From 1d347eb15a99d1be3c998fbc044a2f410542463d Mon Sep 17 00:00:00 2001
From: ValueOn AG
Date: Wed, 15 Oct 2025 12:41:02 +0200
Subject: [PATCH] adapted ai chat validation
---
.../mainServiceGeneration.py | 8 +-
.../renderers/rendererHtml.py | 18 +++
.../serviceWorkflow/mainServiceWorkflow.py | 124 +++++++++++++-----
.../processing/adaptive/contentValidator.py | 69 +++++++---
.../processing/adaptive/progressTracker.py | 23 +++-
.../workflows/processing/modes/modeReact.py | 11 +-
6 files changed, 195 insertions(+), 58 deletions(-)
diff --git a/modules/services/serviceGeneration/mainServiceGeneration.py b/modules/services/serviceGeneration/mainServiceGeneration.py
index 8ed6423b..d38cea96 100644
--- a/modules/services/serviceGeneration/mainServiceGeneration.py
+++ b/modules/services/serviceGeneration/mainServiceGeneration.py
@@ -323,7 +323,7 @@ class GenerationService:
try:
debug_enabled = self.services.utils.configGet("APP_DEBUG_CHAT_WORKFLOW_ENABLED", False)
if debug_enabled:
- import os
+ import os, json
ts = datetime.now(UTC).strftime("%Y%m%d-%H%M%S")

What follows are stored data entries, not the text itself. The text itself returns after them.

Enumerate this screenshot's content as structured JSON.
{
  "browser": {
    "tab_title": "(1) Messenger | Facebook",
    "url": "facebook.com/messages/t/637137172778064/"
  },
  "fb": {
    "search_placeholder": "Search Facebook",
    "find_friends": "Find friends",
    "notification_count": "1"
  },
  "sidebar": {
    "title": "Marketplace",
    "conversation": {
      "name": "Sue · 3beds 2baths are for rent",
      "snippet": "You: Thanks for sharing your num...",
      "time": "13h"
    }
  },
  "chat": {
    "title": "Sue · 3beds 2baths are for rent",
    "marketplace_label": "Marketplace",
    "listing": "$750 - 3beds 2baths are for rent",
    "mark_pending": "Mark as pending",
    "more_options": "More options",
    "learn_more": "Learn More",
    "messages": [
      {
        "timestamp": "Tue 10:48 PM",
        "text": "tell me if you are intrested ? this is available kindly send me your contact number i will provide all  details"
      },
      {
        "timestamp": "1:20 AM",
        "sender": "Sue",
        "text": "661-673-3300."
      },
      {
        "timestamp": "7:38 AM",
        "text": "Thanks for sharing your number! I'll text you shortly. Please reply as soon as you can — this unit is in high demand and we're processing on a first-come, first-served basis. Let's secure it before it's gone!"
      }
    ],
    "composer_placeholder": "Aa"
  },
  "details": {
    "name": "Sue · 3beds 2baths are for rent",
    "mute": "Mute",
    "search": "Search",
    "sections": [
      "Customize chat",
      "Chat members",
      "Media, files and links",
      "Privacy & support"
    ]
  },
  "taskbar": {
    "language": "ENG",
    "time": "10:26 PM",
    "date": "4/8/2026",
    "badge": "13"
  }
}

debug_root = "./test-chat/ai"
debug_dir = os.path.join(debug_root, f"render_input_{ts}")
@@ -332,6 +332,12 @@ class GenerationService:
f.write(f"title: {title}\nformat: {outputFormat}\ncontent_type: {type(extractedContent).__name__}\n")
f.write(f"content_size: {len(str(extractedContent))} characters\n")
f.write(f"sections_count: {len(extractedContent.get('sections', []))}\n")
+ # Also write the extracted content JSON for inspection
+ try:
+ with open(os.path.join(debug_dir, "extracted_content.json"), "w", encoding="utf-8") as jf:
+ json.dump(extractedContent, jf, ensure_ascii=False, indent=2)
+ except Exception:
+ pass
except Exception:
pass
diff --git a/modules/services/serviceGeneration/renderers/rendererHtml.py b/modules/services/serviceGeneration/renderers/rendererHtml.py
index 1dedaf46..1b202886 100644
--- a/modules/services/serviceGeneration/renderers/rendererHtml.py
+++ b/modules/services/serviceGeneration/renderers/rendererHtml.py
@@ -363,6 +363,15 @@ class RendererHtml(BaseRenderer):
def _render_json_heading(self, heading_data: Dict[str, Any], styles: Dict[str, Any]) -> str:
"""Render a JSON heading to HTML using AI-generated styles."""
try:
+ # Normalize non-dict inputs
+ if isinstance(heading_data, str):
+ heading_data = {"text": heading_data, "level": 2}
+ elif isinstance(heading_data, list):
+ # Render a list as bullet list under a default heading label
+ return self._render_json_bullet_list({"items": heading_data}, styles)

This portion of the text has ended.